Die Haltung, die diesen volkstümlichen Zeilen zugrunde liegt, wird Sankt-Florian-Prinzip genannt oder auch Nimby – ein Kunstwort, das sich aus den Anfangsbuchstaben der englischen Phrase »not in my backyard« zusammensetzt, »nicht in meinem Hinterhof«.

Beide Begriffe beschreiben ein – wenn man ehrlich ist – sehr menschliches Verhalten, das auch in der Debatte über den Windkraftausbau zu beobachten ist: wenn man Probleme lieber in den Lebens- und Zuständigkeitsbereich anderer verschiebt. Die Zahl derer, die es grundsätzlich befürworten, klimaneutralen Strom aus der unendlichen Ressource Wind zu erzeugen und zu nutzen, ist in Deutschland groß. Sie liegt bei mehr als 80 Prozent. Die generelle Zustimmung nimmt jedoch ab, wenn es darum geht, ob eine Windkraftanlage vor der eigenen Haustür gebaut werden soll.

Doch es ist für Deutschlands Energiewende unerlässlich, dass mehr Windräder mehr grünen Strom produzieren.

Wie lassen sich die Hürden des Ausbaus also überwinden?
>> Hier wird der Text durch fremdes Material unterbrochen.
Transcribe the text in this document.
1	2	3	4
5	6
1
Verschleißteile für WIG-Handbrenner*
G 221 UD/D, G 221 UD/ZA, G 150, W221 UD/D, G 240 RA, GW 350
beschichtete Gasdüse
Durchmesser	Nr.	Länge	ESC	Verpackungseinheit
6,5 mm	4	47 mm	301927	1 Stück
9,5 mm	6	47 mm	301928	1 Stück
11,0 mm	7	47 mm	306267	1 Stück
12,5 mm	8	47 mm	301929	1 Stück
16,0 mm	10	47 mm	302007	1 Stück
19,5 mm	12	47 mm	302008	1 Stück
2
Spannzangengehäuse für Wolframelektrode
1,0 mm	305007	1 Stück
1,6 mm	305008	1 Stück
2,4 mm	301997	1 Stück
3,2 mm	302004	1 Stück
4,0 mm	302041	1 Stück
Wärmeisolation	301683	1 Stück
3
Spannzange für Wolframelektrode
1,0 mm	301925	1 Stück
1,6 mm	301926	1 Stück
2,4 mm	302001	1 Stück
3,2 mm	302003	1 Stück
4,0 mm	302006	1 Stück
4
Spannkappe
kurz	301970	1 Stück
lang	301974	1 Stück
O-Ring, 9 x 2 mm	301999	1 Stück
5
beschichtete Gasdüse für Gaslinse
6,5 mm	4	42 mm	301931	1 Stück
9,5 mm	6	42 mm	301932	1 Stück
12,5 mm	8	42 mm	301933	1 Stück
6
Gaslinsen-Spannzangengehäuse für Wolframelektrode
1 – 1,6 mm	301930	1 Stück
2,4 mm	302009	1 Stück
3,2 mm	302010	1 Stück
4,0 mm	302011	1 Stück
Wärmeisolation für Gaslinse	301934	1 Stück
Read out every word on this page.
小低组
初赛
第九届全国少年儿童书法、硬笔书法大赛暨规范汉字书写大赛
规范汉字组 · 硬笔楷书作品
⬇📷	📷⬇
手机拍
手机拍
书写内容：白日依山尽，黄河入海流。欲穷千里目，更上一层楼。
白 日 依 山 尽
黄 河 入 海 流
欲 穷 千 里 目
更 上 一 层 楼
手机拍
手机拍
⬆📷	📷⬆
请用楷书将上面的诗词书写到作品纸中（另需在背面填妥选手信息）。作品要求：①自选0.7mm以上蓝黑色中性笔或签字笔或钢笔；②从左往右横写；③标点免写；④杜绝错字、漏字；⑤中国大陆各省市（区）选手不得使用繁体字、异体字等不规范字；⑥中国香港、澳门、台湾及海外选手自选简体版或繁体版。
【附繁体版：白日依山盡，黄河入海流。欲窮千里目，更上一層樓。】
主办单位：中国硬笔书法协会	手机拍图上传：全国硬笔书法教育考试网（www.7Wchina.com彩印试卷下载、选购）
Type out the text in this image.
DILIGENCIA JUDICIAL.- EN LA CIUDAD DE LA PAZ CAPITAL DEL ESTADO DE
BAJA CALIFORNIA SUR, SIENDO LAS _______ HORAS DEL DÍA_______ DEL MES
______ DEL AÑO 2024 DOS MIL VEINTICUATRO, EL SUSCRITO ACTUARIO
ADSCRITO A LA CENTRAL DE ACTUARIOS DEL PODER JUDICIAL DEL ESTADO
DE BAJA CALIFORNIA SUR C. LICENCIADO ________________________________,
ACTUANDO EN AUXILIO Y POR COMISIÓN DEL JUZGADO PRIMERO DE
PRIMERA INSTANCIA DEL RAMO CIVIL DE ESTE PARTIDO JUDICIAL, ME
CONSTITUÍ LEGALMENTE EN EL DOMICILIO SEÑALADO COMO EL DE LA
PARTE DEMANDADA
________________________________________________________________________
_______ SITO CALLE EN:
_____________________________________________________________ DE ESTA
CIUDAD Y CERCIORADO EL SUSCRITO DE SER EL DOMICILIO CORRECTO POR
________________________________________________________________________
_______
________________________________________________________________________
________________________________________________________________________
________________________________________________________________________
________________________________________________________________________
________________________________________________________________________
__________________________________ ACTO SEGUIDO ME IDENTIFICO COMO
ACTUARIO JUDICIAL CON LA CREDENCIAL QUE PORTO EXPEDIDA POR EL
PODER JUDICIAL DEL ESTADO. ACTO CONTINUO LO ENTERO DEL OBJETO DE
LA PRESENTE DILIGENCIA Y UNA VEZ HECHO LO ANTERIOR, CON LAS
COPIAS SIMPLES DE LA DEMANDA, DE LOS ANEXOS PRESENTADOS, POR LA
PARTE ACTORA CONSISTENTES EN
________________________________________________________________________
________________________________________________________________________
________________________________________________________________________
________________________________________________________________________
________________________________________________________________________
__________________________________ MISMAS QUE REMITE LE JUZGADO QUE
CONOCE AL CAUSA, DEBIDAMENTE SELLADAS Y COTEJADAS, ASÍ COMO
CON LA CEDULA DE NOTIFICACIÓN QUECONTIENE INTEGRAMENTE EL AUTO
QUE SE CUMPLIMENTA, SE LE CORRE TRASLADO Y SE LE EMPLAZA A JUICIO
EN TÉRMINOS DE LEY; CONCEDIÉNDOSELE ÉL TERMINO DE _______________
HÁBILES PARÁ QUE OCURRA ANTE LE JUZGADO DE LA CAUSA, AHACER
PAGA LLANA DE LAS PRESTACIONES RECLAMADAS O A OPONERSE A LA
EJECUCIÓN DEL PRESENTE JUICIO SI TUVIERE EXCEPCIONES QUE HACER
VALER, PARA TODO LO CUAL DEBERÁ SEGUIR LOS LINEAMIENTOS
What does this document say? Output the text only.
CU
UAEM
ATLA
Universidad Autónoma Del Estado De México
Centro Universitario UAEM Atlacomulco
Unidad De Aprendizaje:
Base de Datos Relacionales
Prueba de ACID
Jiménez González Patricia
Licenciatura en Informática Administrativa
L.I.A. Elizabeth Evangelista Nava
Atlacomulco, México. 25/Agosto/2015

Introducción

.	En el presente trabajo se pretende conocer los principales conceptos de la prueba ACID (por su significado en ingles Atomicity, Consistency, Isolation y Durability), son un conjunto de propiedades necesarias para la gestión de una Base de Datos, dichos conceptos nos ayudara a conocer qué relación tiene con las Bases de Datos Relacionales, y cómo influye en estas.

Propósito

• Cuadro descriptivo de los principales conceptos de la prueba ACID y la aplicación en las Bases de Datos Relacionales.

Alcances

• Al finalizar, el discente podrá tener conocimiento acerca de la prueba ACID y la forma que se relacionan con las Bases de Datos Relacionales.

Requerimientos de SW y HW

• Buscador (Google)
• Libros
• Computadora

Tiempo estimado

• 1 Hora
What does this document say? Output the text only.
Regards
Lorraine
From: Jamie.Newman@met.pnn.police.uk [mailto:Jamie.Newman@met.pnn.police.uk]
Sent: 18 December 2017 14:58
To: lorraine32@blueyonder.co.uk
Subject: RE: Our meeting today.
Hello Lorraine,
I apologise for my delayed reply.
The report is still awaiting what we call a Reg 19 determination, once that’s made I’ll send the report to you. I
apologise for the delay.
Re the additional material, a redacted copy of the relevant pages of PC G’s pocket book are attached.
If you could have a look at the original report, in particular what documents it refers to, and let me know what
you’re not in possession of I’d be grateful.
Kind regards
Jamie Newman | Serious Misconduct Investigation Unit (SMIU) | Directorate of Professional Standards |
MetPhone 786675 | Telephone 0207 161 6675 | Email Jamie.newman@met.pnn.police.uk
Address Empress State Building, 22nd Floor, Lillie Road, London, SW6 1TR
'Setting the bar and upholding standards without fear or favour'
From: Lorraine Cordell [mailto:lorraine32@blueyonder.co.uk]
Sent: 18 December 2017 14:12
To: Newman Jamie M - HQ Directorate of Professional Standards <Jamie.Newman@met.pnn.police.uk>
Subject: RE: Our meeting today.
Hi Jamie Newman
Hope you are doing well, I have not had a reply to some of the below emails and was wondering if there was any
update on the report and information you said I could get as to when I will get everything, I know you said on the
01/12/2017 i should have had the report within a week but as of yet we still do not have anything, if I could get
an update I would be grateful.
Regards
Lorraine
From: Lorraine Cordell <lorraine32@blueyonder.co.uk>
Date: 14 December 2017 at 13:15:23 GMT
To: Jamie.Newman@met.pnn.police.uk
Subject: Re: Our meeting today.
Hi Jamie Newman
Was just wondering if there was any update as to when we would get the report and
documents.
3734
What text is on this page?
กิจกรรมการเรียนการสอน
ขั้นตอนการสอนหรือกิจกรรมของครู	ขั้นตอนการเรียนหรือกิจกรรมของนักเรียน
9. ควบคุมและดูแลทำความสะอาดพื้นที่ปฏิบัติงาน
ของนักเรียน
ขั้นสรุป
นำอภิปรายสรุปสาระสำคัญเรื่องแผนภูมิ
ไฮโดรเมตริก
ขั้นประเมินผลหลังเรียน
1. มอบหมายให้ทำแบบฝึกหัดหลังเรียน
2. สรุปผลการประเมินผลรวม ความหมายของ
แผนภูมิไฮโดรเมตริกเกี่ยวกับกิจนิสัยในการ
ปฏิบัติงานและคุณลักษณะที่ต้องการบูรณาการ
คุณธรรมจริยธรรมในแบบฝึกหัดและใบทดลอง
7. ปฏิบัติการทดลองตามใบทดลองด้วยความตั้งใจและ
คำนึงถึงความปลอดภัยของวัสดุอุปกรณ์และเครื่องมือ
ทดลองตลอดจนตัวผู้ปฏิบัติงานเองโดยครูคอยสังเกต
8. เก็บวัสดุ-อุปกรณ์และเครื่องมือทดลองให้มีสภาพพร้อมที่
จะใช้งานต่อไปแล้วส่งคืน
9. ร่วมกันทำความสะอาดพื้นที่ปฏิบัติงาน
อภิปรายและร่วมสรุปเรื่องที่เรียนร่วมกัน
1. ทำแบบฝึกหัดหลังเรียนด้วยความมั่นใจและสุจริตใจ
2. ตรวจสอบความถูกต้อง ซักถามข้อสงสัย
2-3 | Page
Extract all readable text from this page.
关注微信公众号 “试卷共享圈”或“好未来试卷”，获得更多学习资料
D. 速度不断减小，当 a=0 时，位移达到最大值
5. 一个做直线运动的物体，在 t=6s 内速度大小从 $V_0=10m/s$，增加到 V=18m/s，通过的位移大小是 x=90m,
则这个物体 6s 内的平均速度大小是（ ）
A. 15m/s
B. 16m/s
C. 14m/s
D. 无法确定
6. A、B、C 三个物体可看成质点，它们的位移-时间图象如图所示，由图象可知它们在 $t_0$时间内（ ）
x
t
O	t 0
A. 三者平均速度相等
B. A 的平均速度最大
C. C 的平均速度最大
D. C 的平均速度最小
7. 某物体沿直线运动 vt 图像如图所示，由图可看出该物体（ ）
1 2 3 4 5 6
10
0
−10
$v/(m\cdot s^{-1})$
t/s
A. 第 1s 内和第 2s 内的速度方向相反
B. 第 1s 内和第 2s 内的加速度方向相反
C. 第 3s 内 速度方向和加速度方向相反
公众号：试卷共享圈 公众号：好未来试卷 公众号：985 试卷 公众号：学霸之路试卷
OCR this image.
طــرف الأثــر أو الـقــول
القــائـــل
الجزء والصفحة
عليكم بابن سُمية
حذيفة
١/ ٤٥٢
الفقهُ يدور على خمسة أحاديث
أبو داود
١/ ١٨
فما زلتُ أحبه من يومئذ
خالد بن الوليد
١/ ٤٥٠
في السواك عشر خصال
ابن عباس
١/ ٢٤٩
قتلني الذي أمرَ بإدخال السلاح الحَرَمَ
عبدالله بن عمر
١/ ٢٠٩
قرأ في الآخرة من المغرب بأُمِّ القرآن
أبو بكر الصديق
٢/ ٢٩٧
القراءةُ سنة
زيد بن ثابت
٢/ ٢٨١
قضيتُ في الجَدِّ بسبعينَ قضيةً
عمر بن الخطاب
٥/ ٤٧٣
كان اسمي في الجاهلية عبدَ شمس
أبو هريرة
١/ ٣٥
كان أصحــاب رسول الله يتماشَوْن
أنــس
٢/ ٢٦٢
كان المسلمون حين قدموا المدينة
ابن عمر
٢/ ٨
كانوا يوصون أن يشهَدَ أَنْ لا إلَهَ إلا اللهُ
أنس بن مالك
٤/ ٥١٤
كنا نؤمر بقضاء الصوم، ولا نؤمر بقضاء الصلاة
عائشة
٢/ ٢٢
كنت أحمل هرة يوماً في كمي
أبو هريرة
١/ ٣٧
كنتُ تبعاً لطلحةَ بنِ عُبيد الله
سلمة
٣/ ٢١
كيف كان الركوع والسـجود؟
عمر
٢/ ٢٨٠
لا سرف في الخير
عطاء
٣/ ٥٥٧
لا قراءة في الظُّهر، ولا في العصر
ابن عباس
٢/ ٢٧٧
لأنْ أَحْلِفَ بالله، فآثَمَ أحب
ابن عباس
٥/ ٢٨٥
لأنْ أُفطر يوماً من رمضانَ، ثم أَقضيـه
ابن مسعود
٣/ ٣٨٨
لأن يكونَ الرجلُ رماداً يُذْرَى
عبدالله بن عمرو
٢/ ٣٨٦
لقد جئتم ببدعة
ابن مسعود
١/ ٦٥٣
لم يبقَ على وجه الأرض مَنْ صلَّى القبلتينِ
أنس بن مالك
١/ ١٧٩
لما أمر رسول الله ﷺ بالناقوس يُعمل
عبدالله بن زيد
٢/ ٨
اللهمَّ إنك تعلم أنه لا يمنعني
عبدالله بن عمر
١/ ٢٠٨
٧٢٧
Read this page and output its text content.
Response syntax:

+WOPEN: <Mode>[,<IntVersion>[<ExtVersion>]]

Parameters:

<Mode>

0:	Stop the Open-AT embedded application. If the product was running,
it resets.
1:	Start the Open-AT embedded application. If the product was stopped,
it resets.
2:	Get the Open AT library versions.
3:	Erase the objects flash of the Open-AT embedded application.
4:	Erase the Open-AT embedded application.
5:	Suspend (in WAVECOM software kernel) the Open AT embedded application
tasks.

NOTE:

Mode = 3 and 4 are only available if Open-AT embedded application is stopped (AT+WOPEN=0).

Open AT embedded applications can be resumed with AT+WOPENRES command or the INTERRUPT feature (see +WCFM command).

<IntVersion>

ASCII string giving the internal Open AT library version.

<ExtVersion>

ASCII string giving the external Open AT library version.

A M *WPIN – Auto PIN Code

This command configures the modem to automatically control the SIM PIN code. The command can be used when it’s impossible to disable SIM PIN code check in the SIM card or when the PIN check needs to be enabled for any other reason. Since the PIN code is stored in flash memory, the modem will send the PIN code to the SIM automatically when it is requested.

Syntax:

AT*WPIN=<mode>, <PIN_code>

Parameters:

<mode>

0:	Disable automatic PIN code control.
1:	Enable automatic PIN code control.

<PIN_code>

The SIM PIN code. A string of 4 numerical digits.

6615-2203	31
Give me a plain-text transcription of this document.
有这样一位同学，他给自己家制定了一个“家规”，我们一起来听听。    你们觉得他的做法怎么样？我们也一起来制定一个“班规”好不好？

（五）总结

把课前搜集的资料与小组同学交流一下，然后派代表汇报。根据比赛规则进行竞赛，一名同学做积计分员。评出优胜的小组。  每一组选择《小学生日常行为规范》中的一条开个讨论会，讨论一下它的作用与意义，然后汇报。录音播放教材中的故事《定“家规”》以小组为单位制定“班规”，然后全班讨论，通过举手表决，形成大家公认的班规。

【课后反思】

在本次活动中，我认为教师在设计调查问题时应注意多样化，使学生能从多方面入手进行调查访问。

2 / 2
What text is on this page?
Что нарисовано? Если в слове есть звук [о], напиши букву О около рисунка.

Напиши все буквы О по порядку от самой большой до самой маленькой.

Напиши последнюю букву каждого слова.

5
Es brauche Gesetzesänderungen, mahnt der Sachverständigenrat

Dazu hat der Sachverständigenrat für Umweltfragen nun eine mehr als hundert Seiten umfassende Stellungnahme veröffentlicht. Der Sachverständigenrat ist ein Gremium, das die Bundesregierung zu umweltpolitischen Fragen berät. Ihm gehören in wechselnder Besetzung sieben Fachleute aus unterschiedlichen Bereichen an, etwa aus der Umweltwissenschaft, der Energiewirtschaft oder der Politikwissenschaft.

Die Stellungnahme zeigt: Der Ausbau der Windenergie stockt, was aber bei Weitem nicht nur an Widerständen in der Bevölkerung liegt. Es gibt verschiedene Ansätze, die die politischen Entscheidungsträger und -trägerinnen verfolgen sollten. Denn der Sprung, den es zu bewältigen gilt, ist groß: Derzeit liefern Windenergieanlagen an Land 55 Gigawatt Leistung – bis 2030, so ist es im Gesetz für den Ausbau erneuerbarer Energien festgeschrieben, sollen es rund 71 Gigawatt werden.

Das Hauptproblem dabei: Wo sollen all die neuen Windräder hin?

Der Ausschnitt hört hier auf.